方法:这项单中心回顾性研究包括2019年4月至2021年4月之前接受过抗XaDOAC治疗的所有患者,怀疑对UFH监测有干扰。干扰定义为在使用DOAC-Remove之前和之后测量的AXA的差异>方法的2.8倍标准偏差。
结果:使用DOAC-Remove对DOAC具有特异性(阿哌沙班n=42,利伐沙班n=41,UFHn=20),足以避免对UFHAXA测量的干扰。阿哌沙班(n=26)的确切干扰时间为6.0天[IQR3.0-11.0],利伐沙班(n=20)的确切干扰时间为4.5天[IQR2.0-5.8]。在根据干扰长度≤或>3天排序的89名患者中,74(83.1%)呈现大于3天的干扰。观察到阿哌沙班和利伐沙班的肌酐与年龄的相关性。
结论:我们的结果表明,DOAC-Remove对于之前接受抗XaDOAC治疗的UFH患者可能非常感兴趣,即使DOAC停用超过3天。
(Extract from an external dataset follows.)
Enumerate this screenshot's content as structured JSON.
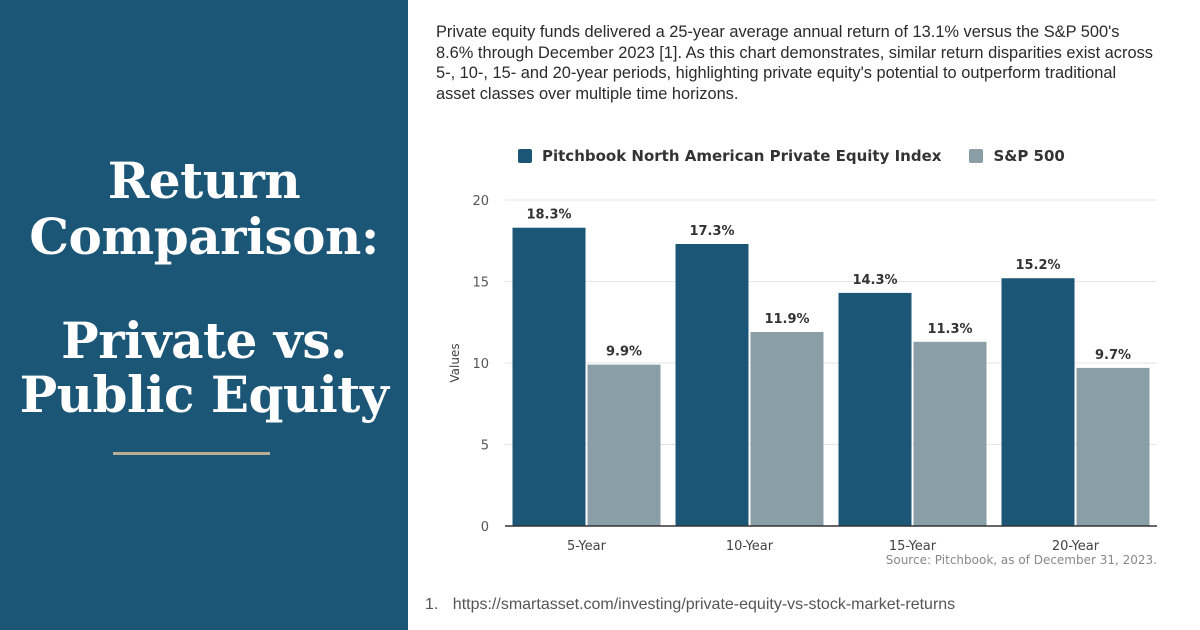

方法:这项单中心回顾性研究包括2019年4月至2021年4月之前接受过抗XaDOAC治疗的所有患者,怀疑对UFH监测有干扰。干扰定义为在使用DOAC-Remove之前和之后测量的AXA的差异>方法的2.8倍标准偏差。
结果:使用DOAC-Remove对DOAC具有特异性(阿哌沙班n=42,利伐沙班n=41,UFHn=20),足以避免对UFHAXA测量的干扰。阿哌沙班(n=26)的确切干扰时间为6.0天[IQR3.0-11.0],利伐沙班(n=20)的确切干扰时间为4.5天[IQR2.0-5.8]。在根据干扰长度≤或>3天排序的89名患者中,74(83.1%)呈现大于3天的干扰。观察到阿哌沙班和利伐沙班的肌酐与年龄的相关性。
结论:我们的结果表明,DOAC-Remove对于之前接受抗XaDOAC治疗的UFH患者可能非常感兴趣,即使DOAC停用超过3天。